La légende dit que, à l’époque, le grand Napoleon voulait la meilleur montre pour lui, le meilleur du monde (ben, ouais... c’était Napoleon!).
Donc il a annoncé un concours dans 1 an pour trouver la meilleure montre de l’empire et, pourtant, trouver LE meilleur horloger du monde.
La nouvelle a parcouru tout le continent en questions de semaines et des horlogers de toute l’Europe se sont mis à fabriquer leurs meilleures montres.
Un an après, au jour de la présentation, les rues autour du palais étaient pleines.
On pouvait voir des hommes en costards avec des très belles dames qui allaient à pied, des autres aussi très élégants qui venaient en cheval, et même quelques uns qui avaient loué des chariots pour ne pas faire moins.
Évidemment, tout le monde était expectant pour voir la meilleure montre du monde.
Déjà dans le palais, tous les horlogers se sont présentés très bien habillés, magnifiquement soignés, avec des très jolies boîtes à montres... même, certains sont allés au palais avec des assistants, seulement pour l’objectif de se faire voir.

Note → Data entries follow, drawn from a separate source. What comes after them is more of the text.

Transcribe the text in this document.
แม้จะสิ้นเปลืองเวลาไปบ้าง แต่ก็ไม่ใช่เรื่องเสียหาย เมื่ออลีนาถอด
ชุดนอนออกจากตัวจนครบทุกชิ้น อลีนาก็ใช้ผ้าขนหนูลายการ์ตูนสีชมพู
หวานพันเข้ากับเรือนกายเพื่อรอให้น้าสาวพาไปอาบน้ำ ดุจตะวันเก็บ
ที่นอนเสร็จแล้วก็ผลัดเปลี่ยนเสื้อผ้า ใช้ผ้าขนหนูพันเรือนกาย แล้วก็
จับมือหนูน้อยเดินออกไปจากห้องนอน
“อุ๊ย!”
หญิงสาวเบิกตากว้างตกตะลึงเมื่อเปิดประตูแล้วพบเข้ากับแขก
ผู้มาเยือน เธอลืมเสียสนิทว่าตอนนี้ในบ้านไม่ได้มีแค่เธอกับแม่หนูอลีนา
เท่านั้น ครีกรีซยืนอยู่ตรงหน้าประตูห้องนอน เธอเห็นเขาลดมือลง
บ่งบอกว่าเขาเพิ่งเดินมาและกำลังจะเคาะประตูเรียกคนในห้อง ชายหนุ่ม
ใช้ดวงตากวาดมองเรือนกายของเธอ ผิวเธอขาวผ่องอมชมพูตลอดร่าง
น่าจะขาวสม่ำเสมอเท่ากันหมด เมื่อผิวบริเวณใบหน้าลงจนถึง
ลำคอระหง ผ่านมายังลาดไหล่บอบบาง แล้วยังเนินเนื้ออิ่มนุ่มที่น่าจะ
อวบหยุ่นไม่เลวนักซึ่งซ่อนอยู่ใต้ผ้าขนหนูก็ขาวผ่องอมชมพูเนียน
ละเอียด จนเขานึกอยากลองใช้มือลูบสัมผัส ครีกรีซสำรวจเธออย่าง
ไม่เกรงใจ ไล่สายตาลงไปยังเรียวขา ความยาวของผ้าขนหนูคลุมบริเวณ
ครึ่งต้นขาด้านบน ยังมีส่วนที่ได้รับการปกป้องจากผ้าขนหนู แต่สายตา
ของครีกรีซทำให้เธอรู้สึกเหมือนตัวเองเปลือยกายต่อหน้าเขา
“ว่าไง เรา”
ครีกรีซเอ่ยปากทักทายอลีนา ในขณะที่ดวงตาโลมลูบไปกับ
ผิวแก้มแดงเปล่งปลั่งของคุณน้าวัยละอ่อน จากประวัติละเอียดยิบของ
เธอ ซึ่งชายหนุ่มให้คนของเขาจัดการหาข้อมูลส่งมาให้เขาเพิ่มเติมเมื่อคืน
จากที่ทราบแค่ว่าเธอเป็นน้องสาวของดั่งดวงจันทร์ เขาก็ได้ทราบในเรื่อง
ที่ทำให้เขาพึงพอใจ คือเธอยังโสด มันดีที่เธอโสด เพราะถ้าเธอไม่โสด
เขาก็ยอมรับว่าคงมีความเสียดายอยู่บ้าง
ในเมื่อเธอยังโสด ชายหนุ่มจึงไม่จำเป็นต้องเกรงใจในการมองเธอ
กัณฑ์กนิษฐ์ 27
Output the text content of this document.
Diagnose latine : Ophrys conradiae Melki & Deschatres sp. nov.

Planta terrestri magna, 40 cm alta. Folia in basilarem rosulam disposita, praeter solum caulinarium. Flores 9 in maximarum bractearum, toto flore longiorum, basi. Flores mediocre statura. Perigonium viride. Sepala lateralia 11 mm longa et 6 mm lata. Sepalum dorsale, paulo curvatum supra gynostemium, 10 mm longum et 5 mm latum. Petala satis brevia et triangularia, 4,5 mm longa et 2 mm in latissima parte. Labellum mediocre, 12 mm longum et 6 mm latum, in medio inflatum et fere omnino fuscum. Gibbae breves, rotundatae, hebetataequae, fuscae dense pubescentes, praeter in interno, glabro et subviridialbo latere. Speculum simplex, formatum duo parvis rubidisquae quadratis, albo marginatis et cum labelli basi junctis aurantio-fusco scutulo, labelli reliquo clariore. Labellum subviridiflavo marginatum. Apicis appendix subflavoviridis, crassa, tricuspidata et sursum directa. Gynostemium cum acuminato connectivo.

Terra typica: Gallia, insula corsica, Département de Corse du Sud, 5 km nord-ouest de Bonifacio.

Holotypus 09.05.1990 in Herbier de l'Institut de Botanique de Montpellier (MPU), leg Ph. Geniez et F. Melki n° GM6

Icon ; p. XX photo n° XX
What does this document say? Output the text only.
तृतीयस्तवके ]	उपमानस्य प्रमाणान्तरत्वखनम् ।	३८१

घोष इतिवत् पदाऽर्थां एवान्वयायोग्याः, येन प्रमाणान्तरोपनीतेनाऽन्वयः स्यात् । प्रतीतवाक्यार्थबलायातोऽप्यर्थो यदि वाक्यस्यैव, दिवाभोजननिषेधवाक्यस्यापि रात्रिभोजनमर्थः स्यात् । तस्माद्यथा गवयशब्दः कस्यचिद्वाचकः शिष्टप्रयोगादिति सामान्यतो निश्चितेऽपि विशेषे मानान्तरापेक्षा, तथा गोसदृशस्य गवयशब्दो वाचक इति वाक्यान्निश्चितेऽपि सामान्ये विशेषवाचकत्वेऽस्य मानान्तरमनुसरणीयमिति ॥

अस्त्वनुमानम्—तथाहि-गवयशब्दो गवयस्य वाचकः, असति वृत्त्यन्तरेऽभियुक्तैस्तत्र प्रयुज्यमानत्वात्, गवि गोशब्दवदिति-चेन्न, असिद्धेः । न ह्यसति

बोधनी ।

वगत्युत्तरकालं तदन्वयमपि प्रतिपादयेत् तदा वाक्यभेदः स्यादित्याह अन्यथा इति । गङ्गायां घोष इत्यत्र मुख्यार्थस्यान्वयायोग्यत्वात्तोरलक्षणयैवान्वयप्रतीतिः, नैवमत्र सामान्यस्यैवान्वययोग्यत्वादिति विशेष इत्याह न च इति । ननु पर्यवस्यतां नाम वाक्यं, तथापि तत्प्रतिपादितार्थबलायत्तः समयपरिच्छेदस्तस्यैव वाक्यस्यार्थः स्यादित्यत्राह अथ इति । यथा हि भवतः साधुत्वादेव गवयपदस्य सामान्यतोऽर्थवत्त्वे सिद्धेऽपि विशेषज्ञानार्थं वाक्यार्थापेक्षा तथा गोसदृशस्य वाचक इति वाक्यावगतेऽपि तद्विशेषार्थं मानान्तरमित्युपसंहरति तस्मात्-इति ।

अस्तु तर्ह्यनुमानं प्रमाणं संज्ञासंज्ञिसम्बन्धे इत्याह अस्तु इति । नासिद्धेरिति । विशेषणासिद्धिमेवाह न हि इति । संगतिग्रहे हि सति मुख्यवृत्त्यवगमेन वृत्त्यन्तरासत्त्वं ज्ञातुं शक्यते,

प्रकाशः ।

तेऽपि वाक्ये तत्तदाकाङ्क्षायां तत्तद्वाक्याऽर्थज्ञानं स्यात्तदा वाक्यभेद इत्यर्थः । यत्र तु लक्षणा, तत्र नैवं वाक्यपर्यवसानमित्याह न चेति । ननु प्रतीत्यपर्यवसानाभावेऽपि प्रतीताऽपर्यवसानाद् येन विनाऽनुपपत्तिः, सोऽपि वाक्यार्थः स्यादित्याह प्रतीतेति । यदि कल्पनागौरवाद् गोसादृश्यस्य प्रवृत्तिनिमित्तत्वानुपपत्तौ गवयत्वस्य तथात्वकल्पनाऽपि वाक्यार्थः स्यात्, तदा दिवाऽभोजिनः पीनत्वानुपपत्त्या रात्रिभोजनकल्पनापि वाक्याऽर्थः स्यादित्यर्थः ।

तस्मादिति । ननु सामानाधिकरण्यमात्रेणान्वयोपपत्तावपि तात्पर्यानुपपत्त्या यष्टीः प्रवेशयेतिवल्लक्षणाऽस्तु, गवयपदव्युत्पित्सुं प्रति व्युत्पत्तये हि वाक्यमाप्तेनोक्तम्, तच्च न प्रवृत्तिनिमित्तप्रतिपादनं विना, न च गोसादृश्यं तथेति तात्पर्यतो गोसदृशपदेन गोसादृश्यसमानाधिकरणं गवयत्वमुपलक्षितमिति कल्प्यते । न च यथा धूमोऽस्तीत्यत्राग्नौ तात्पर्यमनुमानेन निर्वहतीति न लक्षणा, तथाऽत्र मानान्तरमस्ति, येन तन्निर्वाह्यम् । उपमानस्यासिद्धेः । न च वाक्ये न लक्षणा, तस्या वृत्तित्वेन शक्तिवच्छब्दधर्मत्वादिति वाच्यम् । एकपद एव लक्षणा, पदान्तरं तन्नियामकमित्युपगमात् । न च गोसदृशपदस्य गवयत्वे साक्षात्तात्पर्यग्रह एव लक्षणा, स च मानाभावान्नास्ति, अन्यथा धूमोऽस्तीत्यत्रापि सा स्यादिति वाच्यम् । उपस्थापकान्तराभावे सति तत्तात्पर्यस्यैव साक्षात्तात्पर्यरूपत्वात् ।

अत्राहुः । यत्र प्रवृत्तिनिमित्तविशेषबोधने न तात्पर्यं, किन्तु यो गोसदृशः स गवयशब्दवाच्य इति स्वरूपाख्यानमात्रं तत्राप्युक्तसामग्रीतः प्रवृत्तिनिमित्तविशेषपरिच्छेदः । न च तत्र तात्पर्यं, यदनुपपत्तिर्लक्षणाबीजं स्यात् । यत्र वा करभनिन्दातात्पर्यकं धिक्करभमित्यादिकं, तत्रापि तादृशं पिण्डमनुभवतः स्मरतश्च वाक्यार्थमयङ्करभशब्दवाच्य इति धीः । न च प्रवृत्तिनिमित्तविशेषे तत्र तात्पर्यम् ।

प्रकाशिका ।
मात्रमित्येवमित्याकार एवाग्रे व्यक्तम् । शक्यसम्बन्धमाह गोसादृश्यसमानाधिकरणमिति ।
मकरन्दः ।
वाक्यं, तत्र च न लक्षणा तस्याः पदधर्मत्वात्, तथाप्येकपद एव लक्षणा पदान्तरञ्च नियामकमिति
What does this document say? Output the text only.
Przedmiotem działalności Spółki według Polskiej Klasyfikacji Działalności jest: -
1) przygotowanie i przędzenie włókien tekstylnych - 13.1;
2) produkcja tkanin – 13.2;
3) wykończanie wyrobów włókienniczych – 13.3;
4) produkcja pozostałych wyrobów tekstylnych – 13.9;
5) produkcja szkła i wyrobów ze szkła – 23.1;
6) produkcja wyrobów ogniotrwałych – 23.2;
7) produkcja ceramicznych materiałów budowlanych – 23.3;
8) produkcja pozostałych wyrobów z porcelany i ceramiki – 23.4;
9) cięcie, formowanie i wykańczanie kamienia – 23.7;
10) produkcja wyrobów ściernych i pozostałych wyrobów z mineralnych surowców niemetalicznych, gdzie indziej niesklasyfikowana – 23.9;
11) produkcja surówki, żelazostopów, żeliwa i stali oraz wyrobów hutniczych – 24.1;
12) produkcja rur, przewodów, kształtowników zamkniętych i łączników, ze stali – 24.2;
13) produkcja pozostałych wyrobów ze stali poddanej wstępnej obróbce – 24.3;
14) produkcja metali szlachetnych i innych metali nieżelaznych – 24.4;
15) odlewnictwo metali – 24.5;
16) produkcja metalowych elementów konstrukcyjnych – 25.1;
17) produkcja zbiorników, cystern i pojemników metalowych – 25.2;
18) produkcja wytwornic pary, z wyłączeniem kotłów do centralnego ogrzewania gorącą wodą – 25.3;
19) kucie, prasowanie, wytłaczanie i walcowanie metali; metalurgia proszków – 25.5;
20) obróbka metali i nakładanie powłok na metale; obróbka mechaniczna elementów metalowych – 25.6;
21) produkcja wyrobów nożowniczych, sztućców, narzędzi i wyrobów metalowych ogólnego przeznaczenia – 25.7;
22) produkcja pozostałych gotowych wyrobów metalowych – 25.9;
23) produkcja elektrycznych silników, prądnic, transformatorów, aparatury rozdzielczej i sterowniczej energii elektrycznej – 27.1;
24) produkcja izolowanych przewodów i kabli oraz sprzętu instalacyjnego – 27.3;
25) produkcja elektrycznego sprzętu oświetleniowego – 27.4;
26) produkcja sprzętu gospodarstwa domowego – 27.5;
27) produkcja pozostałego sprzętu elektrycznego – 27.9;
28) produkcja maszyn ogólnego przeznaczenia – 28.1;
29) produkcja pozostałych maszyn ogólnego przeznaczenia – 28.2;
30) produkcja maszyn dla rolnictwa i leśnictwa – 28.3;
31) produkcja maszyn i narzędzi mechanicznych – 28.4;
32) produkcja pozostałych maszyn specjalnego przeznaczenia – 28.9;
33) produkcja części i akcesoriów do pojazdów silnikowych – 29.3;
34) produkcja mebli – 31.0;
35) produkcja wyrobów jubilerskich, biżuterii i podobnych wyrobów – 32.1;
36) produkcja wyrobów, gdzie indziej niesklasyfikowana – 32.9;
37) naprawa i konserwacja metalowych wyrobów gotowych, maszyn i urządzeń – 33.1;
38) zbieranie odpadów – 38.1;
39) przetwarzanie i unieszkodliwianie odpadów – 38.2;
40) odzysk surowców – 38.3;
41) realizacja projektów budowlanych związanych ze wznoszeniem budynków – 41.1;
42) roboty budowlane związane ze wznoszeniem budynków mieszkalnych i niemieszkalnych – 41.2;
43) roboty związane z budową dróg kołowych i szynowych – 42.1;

Et ils amenaient des grandes montres, des montres d’or, avec des pierres précieuses... et plus d’un horloger a osé à faire des montres vraiment extravagantes.
Napoleon est entré à la salle du concours et, après l’habituelle révérence, les horlogers ont commencé à montrer leurs montres.
Je ne vais pas vous raconter ce qui est arrivé avec chaque montre mais, en gros, on peut dire que: les grandes montres étaient admirables, mais elles perdaient une ou deux petites pièces quand on les secouait; les uns en or ou avec de pierres précieuses étaient vraiment belles, mais elles n’arrivaient pas à bien fonctionner; et les extravagantes... ben... peut être qu’elles étaient trop extravagantes.
Le temps passait et Napoleon s’énervait de plus en plus.
Jusqu’à que, dans un moment, il a vu un monsieur tout humble qui portait toujours son tablier d’horloger, même dans le palais de Napoleon et le jour du concours!
Donc il l’a appelé au front à présenter sa montre.
(On n’est pas sûrs mais on croit qu’il venait de la Suisse 😉).
L’horloger a avalé les trois gouttes de salive qui le restaient dans sa sèche bouche, s’est remplis de confiance et est marché tout doucement, mais avec la tête en haut, direction le grand Napoleon.
Il s’est approché vers l’empereur et il a sorti de sa poche un morceaux de tissu un peu vieux tout plié.
Et quand il l’a ouvert... il y avait...!!!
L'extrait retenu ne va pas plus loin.